In this dissertation, we consider two paradigms; static networks, in which the states of the agents remain the same throughout the data collection and inference processes, and dynamic networks, where at some unknown time instant during the monitoring process the state of the network changes and we want to detect such changes with minimum delay. For static networks, we start by considering a setting in which each agent is either normal or an outlier according to a dependency kernel and aim to detect an outlier agent with the minimum number of samples by performing a linear search. Then we extend the results to the setting in which the dependency kernel parameters are unknown, and the goal is to estimate these parameters besides detecting the outliers. Also, we consider detection of local and global correlation structures hidden in a network via data-adaptive data collection techniques. For dynamic networks, we first consider a fully sequential change-point detection under the sampling budget constraint. Specifically, we assume that only a subset of the agents can be observed at each time instant and we want to characterize the optimal sampling strategy as well as the change-point detection rules. Next, we consider a setting in which the network undergoes multiple changes and aim to detect one of those changes in a short window after the change. This is in contrast to the previous setting in which we want to minimize the delay in detecting the change, but the delay can go to infinity. For each problem, fully dynamic data collection strategies are designed through sequential analysis and the number of samples, the order of sampling and the final decision rules (detection or estimation action) are characterized.

Sequential methods have been studied extensively for analyzing one information source that generates a time series of data. When facing networks of information sources, the existing literature usually treats each constituent module as an independent source of data. The goal of this dissertation is to extend the state of the art to the networked-data and develop new tools for analyzing such interacting modules by accounting for their underlying dependency structures.

In this dissertation, we develop data-adaptive decision-making strategies for performing statistical learning and inference tasks over networked-data.
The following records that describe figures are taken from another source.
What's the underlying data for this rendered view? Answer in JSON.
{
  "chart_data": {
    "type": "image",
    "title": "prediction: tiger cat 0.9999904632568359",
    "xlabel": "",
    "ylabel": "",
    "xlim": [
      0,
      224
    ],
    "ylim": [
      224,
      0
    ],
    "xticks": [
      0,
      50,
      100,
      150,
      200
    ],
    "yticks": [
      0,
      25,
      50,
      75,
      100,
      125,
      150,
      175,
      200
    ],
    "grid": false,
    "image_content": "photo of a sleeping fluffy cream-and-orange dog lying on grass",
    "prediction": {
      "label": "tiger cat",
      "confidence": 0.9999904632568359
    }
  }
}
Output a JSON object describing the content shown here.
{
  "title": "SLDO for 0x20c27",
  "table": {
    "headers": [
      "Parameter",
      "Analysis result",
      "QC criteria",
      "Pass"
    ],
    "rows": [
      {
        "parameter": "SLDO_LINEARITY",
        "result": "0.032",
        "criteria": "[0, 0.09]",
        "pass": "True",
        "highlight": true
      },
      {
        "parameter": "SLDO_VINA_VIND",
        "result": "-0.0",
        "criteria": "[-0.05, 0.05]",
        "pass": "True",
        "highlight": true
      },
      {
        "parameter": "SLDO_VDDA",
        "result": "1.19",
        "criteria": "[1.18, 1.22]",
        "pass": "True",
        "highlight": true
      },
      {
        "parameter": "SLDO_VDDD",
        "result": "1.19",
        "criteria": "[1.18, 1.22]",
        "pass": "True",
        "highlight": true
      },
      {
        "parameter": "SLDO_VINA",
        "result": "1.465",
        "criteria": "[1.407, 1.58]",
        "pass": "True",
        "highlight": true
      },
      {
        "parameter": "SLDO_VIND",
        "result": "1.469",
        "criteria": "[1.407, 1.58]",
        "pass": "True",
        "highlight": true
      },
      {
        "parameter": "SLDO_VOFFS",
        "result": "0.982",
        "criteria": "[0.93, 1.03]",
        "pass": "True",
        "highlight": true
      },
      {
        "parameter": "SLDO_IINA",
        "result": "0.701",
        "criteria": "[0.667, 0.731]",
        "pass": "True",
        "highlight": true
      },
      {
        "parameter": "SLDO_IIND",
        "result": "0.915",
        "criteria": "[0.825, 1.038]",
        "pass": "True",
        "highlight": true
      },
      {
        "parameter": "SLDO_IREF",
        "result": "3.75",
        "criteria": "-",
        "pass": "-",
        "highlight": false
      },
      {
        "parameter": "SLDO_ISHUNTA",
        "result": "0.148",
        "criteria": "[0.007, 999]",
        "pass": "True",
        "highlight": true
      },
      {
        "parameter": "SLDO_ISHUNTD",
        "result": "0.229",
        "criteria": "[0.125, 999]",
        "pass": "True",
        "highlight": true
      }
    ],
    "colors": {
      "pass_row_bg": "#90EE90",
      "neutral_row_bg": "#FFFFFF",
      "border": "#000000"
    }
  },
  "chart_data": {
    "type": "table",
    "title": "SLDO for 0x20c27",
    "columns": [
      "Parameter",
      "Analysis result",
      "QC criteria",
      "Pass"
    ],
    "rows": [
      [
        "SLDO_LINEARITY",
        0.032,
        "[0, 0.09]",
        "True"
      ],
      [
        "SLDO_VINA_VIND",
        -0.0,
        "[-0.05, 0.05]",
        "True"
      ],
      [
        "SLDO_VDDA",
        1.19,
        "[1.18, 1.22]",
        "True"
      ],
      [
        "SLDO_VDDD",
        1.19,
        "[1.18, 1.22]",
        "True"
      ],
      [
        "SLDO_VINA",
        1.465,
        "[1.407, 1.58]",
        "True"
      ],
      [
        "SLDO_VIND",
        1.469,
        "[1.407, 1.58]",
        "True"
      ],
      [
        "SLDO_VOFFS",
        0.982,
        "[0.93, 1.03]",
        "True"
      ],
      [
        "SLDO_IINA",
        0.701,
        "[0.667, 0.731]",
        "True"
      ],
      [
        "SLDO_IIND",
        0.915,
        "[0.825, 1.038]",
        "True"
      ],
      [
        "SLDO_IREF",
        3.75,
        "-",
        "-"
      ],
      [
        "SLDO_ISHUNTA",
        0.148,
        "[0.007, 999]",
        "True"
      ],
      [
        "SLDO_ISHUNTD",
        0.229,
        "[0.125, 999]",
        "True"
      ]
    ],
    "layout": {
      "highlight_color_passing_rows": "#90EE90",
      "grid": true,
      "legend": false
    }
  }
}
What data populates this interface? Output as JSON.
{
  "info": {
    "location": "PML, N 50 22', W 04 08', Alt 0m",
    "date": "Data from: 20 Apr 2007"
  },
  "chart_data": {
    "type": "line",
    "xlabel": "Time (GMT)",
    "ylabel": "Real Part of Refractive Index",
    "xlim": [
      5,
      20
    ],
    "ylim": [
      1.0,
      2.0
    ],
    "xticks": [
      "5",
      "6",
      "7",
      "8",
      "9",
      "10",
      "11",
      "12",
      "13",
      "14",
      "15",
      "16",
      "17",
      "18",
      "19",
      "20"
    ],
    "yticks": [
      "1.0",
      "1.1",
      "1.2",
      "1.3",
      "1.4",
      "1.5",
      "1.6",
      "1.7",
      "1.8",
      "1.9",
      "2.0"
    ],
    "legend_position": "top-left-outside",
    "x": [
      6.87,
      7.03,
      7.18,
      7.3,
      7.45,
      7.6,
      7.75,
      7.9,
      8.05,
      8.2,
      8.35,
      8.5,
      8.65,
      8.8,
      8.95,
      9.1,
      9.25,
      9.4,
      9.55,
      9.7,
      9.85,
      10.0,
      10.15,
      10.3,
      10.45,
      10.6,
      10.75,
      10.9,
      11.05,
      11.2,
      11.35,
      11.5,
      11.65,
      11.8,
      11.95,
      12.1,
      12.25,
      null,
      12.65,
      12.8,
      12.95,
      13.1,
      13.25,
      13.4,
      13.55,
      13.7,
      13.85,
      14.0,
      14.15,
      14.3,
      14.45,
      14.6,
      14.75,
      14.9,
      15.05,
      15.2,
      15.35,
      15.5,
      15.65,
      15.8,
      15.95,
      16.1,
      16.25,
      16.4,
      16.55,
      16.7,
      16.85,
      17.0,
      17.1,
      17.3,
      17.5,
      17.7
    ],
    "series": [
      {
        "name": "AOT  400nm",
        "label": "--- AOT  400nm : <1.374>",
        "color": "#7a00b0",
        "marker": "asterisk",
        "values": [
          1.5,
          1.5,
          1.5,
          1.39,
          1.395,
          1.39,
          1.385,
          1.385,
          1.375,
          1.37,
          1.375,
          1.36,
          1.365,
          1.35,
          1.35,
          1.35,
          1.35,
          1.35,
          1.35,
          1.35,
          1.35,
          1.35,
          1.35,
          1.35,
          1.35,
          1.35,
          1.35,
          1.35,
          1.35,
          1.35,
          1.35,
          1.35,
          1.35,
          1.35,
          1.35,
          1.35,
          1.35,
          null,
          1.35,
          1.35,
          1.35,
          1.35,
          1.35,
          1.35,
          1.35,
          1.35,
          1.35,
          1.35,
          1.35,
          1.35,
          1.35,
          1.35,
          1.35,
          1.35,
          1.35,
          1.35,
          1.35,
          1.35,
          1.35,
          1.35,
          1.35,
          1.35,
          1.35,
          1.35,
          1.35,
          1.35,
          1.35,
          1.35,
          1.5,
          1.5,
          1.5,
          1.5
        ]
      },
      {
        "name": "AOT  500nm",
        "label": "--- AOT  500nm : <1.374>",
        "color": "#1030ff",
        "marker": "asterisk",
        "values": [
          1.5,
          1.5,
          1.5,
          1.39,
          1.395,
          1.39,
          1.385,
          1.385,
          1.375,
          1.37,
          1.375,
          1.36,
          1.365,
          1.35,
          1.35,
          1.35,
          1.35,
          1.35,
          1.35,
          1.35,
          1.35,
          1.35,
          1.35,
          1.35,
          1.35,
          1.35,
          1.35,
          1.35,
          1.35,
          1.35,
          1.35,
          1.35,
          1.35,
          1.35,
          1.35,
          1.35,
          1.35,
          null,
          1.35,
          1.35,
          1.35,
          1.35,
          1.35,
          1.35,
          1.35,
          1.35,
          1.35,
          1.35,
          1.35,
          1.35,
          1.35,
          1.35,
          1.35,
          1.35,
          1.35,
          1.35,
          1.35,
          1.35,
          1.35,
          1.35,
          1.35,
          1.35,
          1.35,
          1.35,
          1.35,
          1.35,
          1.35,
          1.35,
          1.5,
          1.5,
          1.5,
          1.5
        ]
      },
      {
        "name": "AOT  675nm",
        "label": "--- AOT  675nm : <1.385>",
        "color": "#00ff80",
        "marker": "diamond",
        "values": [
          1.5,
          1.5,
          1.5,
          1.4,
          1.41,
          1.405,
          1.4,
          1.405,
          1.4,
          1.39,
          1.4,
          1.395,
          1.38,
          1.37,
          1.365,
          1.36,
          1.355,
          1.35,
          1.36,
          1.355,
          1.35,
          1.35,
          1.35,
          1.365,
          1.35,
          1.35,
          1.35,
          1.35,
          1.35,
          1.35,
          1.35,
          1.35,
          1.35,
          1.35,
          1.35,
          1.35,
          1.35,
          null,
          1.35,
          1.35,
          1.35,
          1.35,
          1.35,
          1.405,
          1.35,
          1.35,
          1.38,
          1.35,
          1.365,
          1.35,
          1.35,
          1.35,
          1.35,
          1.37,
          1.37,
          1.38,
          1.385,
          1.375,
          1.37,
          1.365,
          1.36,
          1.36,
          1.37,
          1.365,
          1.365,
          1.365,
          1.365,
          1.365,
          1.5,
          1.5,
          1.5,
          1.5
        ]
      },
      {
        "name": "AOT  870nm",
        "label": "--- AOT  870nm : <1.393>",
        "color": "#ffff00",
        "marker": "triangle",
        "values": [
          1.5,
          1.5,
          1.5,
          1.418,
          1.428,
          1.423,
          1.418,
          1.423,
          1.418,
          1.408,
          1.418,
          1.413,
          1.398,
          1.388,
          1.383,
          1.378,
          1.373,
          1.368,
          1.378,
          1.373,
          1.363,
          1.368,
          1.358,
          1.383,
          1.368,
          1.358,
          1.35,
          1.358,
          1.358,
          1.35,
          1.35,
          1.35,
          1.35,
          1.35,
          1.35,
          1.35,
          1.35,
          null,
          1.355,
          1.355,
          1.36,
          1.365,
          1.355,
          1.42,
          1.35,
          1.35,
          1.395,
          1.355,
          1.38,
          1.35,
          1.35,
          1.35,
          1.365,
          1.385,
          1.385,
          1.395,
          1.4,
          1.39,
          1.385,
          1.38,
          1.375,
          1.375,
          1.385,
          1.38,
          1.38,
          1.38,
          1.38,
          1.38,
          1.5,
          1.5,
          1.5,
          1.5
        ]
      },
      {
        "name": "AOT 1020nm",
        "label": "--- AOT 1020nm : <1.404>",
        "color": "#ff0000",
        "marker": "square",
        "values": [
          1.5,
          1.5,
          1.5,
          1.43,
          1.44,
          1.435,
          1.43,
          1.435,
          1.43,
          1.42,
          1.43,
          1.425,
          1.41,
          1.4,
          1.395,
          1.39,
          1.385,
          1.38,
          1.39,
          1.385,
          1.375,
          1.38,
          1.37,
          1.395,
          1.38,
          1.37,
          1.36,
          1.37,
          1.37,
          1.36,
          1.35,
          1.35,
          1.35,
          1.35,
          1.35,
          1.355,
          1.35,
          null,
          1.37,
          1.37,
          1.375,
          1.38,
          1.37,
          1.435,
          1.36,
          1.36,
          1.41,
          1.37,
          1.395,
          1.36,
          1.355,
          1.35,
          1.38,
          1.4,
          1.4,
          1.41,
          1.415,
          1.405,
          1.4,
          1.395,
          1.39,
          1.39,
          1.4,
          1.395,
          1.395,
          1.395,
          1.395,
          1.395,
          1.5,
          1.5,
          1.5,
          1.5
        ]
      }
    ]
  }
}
Driven by advances in information sensing and data acquisition, many application domains have evolved towards networks of interconnected information sources, which are constantly processed for various decision-making purposes. Induced by their physical couplings, such sources generate data streams that often follow a dependency kernel. The couplings and the associated dependency kernels can represent, for instance, the adjacency of modules in physical networks, the interaction of subscribers in social networks, or the electrical connectivity of buses in power grids. Determining and leveraging the co-dependence of data in such networks significantly influences the design of inference rules, which makes it imperative to incorporate the dependency kernels into the decision rules. Also, inference over a network becomes more efficient by accounting for such correlation structures.